Caenorhabditis_elegans_hermaphrodite_adult-en.svgThere is currently a large need for pharmaceuticals that can combat age-related diseases such as Alzheimer’s disease, cancer, and Huntington’s disease. Doctors at the Buck Institute for Research on Aging are trying to fill this niche. The team is working to identify chemicals that can improve lifespan in a number of organisms. These chemicals may one day become incorporated in an anti-aging drug in the future.

The Buck Institute’s researchers are working with teams led by Monica Driscoll, Ph.D. at Rutgers University, and Patrick Phillip, Ph.D., at the University of Oregon. The team is working together in the Caenorhabditis Intervention Testing Programme (CITP), a consortium funded by the National Institute on Aging. Researchers in the consortium are using a number of strains and species of the roundworm Caenorhabditis to find chemical agents that can delay aging effects across a number of organisms with varied genetic backgrounds.

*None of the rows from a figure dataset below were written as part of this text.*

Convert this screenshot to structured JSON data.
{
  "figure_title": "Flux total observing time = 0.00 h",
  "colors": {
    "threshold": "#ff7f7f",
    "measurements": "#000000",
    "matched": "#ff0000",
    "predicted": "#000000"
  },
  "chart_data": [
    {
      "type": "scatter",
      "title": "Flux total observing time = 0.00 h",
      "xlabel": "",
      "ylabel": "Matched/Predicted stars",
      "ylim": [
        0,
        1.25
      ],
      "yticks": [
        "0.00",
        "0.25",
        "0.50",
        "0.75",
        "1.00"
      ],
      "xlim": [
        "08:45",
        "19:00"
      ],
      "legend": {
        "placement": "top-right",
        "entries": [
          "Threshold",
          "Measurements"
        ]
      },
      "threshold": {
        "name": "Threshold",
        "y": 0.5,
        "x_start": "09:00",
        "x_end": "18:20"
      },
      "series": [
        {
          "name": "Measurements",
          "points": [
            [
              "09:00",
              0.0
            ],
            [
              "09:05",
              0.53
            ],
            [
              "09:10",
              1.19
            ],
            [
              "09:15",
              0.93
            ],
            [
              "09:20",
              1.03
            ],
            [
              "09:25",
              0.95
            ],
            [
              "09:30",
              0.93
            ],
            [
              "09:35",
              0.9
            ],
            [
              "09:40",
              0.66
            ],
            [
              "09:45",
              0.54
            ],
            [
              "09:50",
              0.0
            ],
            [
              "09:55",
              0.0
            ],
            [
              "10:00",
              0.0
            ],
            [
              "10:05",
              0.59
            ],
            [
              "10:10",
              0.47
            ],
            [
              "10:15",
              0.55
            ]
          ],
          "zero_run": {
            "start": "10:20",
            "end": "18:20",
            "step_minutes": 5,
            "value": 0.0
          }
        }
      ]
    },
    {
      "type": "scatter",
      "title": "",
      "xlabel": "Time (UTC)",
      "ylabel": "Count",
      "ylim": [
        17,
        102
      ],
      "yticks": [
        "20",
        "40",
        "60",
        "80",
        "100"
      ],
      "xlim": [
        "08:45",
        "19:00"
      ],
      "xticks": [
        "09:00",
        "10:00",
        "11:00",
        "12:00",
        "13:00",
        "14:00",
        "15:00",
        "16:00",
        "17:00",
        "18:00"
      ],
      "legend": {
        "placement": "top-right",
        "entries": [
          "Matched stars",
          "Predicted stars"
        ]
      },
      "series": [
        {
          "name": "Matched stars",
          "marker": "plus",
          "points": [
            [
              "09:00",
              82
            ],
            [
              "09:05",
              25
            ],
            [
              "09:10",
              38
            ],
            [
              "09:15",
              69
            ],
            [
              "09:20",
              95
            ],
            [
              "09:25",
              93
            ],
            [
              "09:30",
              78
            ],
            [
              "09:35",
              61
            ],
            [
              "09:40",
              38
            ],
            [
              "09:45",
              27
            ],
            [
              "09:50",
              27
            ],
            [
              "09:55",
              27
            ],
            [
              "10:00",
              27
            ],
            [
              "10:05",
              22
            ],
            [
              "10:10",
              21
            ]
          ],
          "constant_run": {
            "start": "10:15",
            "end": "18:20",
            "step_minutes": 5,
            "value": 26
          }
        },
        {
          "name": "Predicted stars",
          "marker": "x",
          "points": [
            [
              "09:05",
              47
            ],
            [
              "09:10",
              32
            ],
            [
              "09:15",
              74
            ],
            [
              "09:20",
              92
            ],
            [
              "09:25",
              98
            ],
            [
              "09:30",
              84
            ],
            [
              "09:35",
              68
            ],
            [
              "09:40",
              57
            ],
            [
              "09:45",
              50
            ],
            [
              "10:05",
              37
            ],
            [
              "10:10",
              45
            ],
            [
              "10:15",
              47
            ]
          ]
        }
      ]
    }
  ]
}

The processes associated with aging are very complex and are most likely informed by an individual’s genes. CITP hopes that if scientists can detect agents that show effects in a variety of organisms with different genetic backgrounds, those agents may have a high likelihood of being effective in humans, too. Roundworms are ideal for screening chemicals affecting lifespan in a short amount of time because they only live about three weeks.

Researchers at the Buck Institute used three stains each of the roundworms C. briggsae and C. elegans in order to test a series of ten compounds that have shown increased longevity in other organisms such as C. elegans. Most of the chemicals that had been previously studied were shown to extend lifespan in the laboratory-adapted N2 strain of C. elegans. The researchers did not yet know how these chemicals would behave in wild strains of C. elegans or C. briggsae.

The research showed that a number of the compounds did increase longevity in the C. elegans strains, while others only showed these effects in the N2 C. elegans strain. However, the compound Thioflavin T lengthened lifespan in every organism tested. It was also extremely potent, with at least one of the strains consistently showing a doubling of lifespan.

Thioflavin T is a dye that is commonly used in laboratories. It binds to toxic protein aggregates called amyloid plaques. These plaques are found in the brains of people who have Alzheimer’s disease. Buck Institute researchers had previously published results stating that the lifespan of one strain of C. elegans could be extended by Thioflavin T. The study also stated that Thioflavin T is likely to work by allowing the organisms to maintain proper transport, folding, expression, and clearance of proteins.

The CITP has created a stronger scientific process by bringing together multiple institutions and allowing these researchers to validate each other’s work. The Buck Institute team recently analysed the results as a whole and found the the three CITP study sites did a good job of reproducing each other’s data. However, analysis of the individual experiments at any given site shows that there is high variation from experiment to experiment. The experiments still need to be replicated in a large variety of organisms to ensure the anti-aging effects of these chemicals.

According to lead author Mark Lucanic, Ph.D., the researchers hope that the chemicals that have promising effects can be tested in vertebrates in the future. If the chemicals are effective in vertebrates, they may be the basis of drugs that can combat age-related illnesses in humans. This could be a huge step for anti-aging and the prevention of diseases associated with aging.